“Eu sou real e ninguém pode negar.” Essa frase foi dita por Deize Maria Gonçalves da Silva, mais conhecida como Deize Tigrona, em entrevista para o Expresso na Perifa. A carioca é uma das maiores cantoras de funk do Brasil, artista visual, compositora, escritora e foi uma das primeiras funkeiras a falar sobre sexo e desejo feminino nas músicas.
No dia 7 de março de 2024, lançou seu novo álbum, “Não Tem Rolê Tranquilo”, com participações de artistas como Boogarins, LARINHX, BADSISTA, Iasmin Turbininha e mais.

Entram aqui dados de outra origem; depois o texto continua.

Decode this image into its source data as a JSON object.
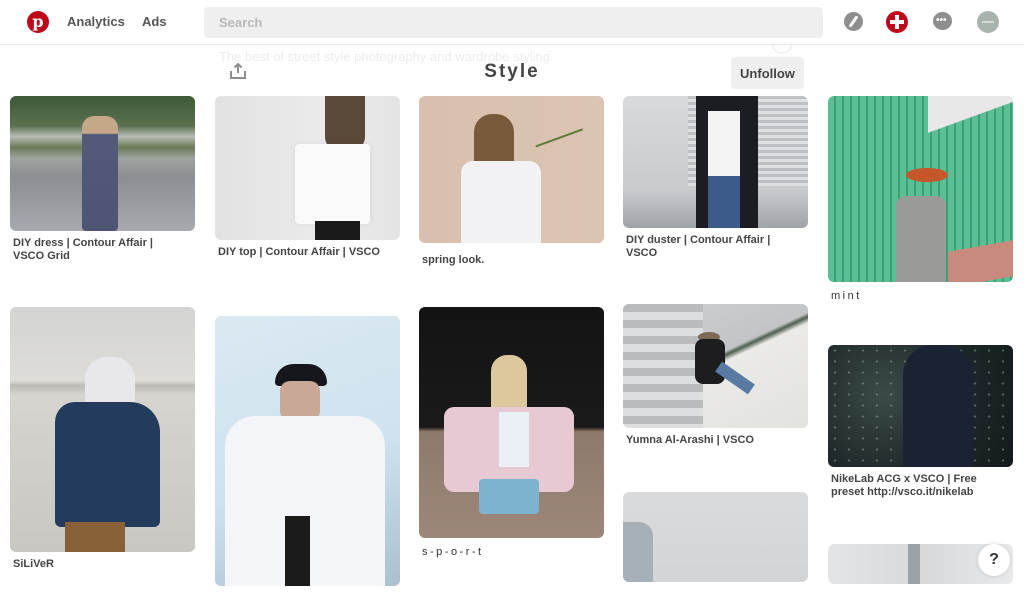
{
  "header": {
    "logo_letter": "p",
    "nav": [
      "Analytics",
      "Ads"
    ],
    "search_placeholder": "Search",
    "icons": [
      "explore-compass-icon",
      "add-pin-plus-icon",
      "messages-chat-icon",
      "profile-avatar-icon"
    ],
    "chat_glyph": "•••",
    "brand_color": "#bd081c"
  },
  "board": {
    "description": "The best of street style photography and wardrobe styling.",
    "title": "Style",
    "unfollow_label": "Unfollow"
  },
  "pins": [
    {
      "caption": "DIY dress | Contour Affair | VSCO Grid"
    },
    {
      "caption": "DIY top | Contour Affair | VSCO"
    },
    {
      "caption": "spring look."
    },
    {
      "caption": "DIY duster | Contour Affair | VSCO"
    },
    {
      "caption": "mint"
    },
    {
      "caption": "SiLiVeR"
    },
    {
      "caption": ""
    },
    {
      "caption": "s-p-o-r-t"
    },
    {
      "caption": "Yumna Al-Arashi | VSCO"
    },
    {
      "caption": "NikeLab ACG x VSCO | Free preset http://vsco.it/nikelab"
    },
    {
      "caption": ""
    },
    {
      "caption": ""
    }
  ],
  "help_label": "?"
}
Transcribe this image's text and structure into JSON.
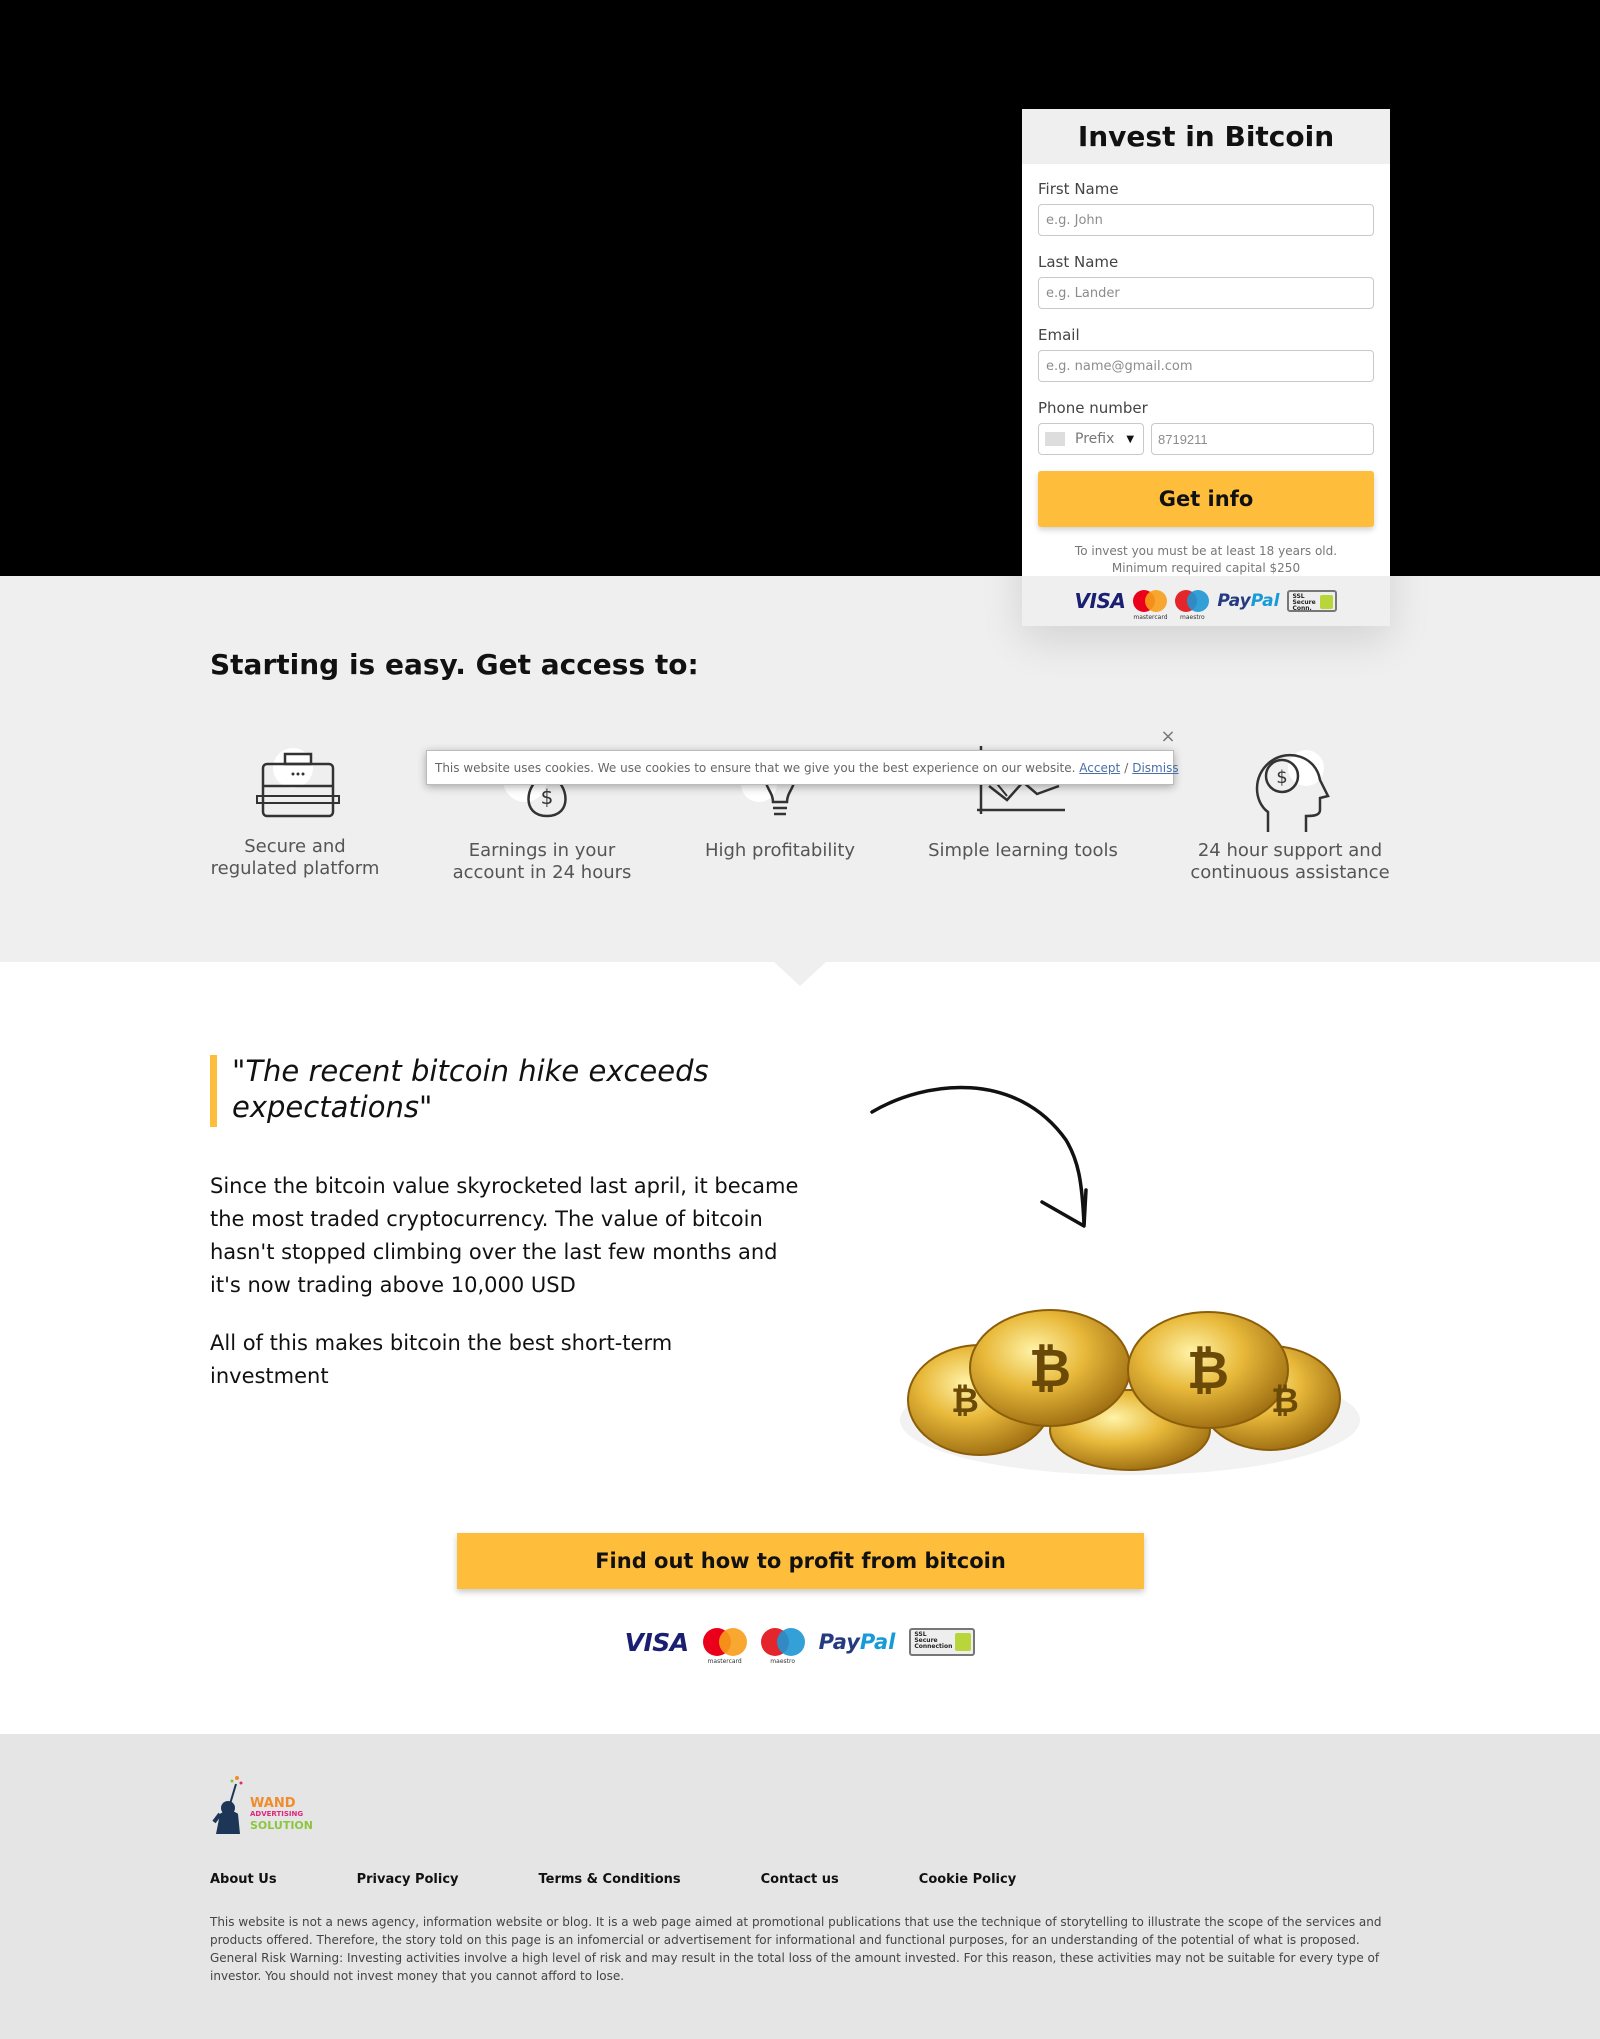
{
  "form": {
    "title": "Invest in Bitcoin",
    "first_name_label": "First Name",
    "first_name_placeholder": "e.g. John",
    "last_name_label": "Last Name",
    "last_name_placeholder": "e.g. Lander",
    "email_label": "Email",
    "email_placeholder": "e.g. name@gmail.com",
    "phone_label": "Phone number",
    "prefix_label": "Prefix",
    "phone_placeholder": "8719211",
    "submit_label": "Get info",
    "disclaimer_line1": "To invest you must be at least 18 years old.",
    "disclaimer_line2": "Minimum required capital $250"
  },
  "payments": {
    "visa": "VISA",
    "mastercard": "mastercard",
    "maestro": "maestro",
    "paypal_a": "Pay",
    "paypal_b": "Pal",
    "ssl": "SSL Secure Connection"
  },
  "features": {
    "title": "Starting is easy. Get access to:",
    "items": [
      {
        "line1": "Secure and",
        "line2": "regulated platform",
        "icon": "briefcase-icon"
      },
      {
        "line1": "Earnings in your",
        "line2": "account in 24 hours",
        "icon": "money-bag-icon"
      },
      {
        "line1": "High profitability",
        "line2": "",
        "icon": "lightbulb-icon"
      },
      {
        "line1": "Simple learning tools",
        "line2": "",
        "icon": "chart-icon"
      },
      {
        "line1": "24 hour support and",
        "line2": "continuous assistance",
        "icon": "head-dollar-icon"
      }
    ]
  },
  "cookie": {
    "text": "This website uses cookies. We use cookies to ensure that we give you the best experience on our website.",
    "accept": "Accept",
    "separator": "/",
    "dismiss": "Dismiss",
    "close": "×"
  },
  "article": {
    "quote_line1": "\"The recent bitcoin hike exceeds",
    "quote_line2": "expectations\"",
    "para1_l1": "Since the bitcoin value skyrocketed last april, it became",
    "para1_l2": "the most traded cryptocurrency. The value of bitcoin",
    "para1_l3": "hasn't stopped climbing over the last few months and",
    "para1_l4": "it's now trading above 10,000 USD",
    "para2_l1": "All of this makes bitcoin the best short-term",
    "para2_l2": "investment",
    "cta_label": "Find out how to profit from bitcoin"
  },
  "footer": {
    "logo_line1": "WAND",
    "logo_line2": "ADVERTISING",
    "logo_line3": "SOLUTION",
    "links": [
      "About Us",
      "Privacy Policy",
      "Terms & Conditions",
      "Contact us",
      "Cookie Policy"
    ],
    "text_l1": "This website is not a news agency, information website or blog. It is a web page aimed at promotional publications that use the technique of storytelling to illustrate the scope of the services and",
    "text_l2": "products offered. Therefore, the story told on this page is an infomercial or advertisement for informational and functional purposes, for an understanding of the potential of what is proposed.",
    "text_l3": "General Risk Warning: Investing activities involve a high level of risk and may result in the total loss of the amount invested. For this reason, these activities may not be suitable for every type of",
    "text_l4": "investor. You should not invest money that you cannot afford to lose."
  },
  "colors": {
    "accent": "#ffbd3c",
    "hero_bg": "#000000",
    "section_bg": "#efefef",
    "footer_bg": "#e5e5e5"
  }
}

Nascida na Cidade de Deus (RJ), Deize começou sua carreira como cantora de funk em 1997, com 18 anos, quando gravou sua primeira música. Na época, trabalhava como empregada doméstica e sempre escreveu poemas. Sempre esteve ligada à arte, de uma forma ou de outra. Naquele ano, gravou “Hilda Furacão”, com o DJ Duda. Porém, o sucesso que a levaria para os holofotes mundiais veio em 2002, que foi o hit “Injeção”, com o DJ Marlboro. A faixa foi sampleada por Diplo e M.I.A. na música “Bucky Done Gun” em 2005. Foi essa a música que levou Deize a fazer uma turnê na Europa – ela foi a primeira funkeira a conquistar o marco.
Em 2008, após lançar o álbum “Garota Chapa Quente” e estando de volta da Europa – onde chegou a participar do Rock In Rio de Lisboa, Portugal -, Deize começou a enfrentar um processo difícil: a depressão. A artista foi sumindo do meio musical.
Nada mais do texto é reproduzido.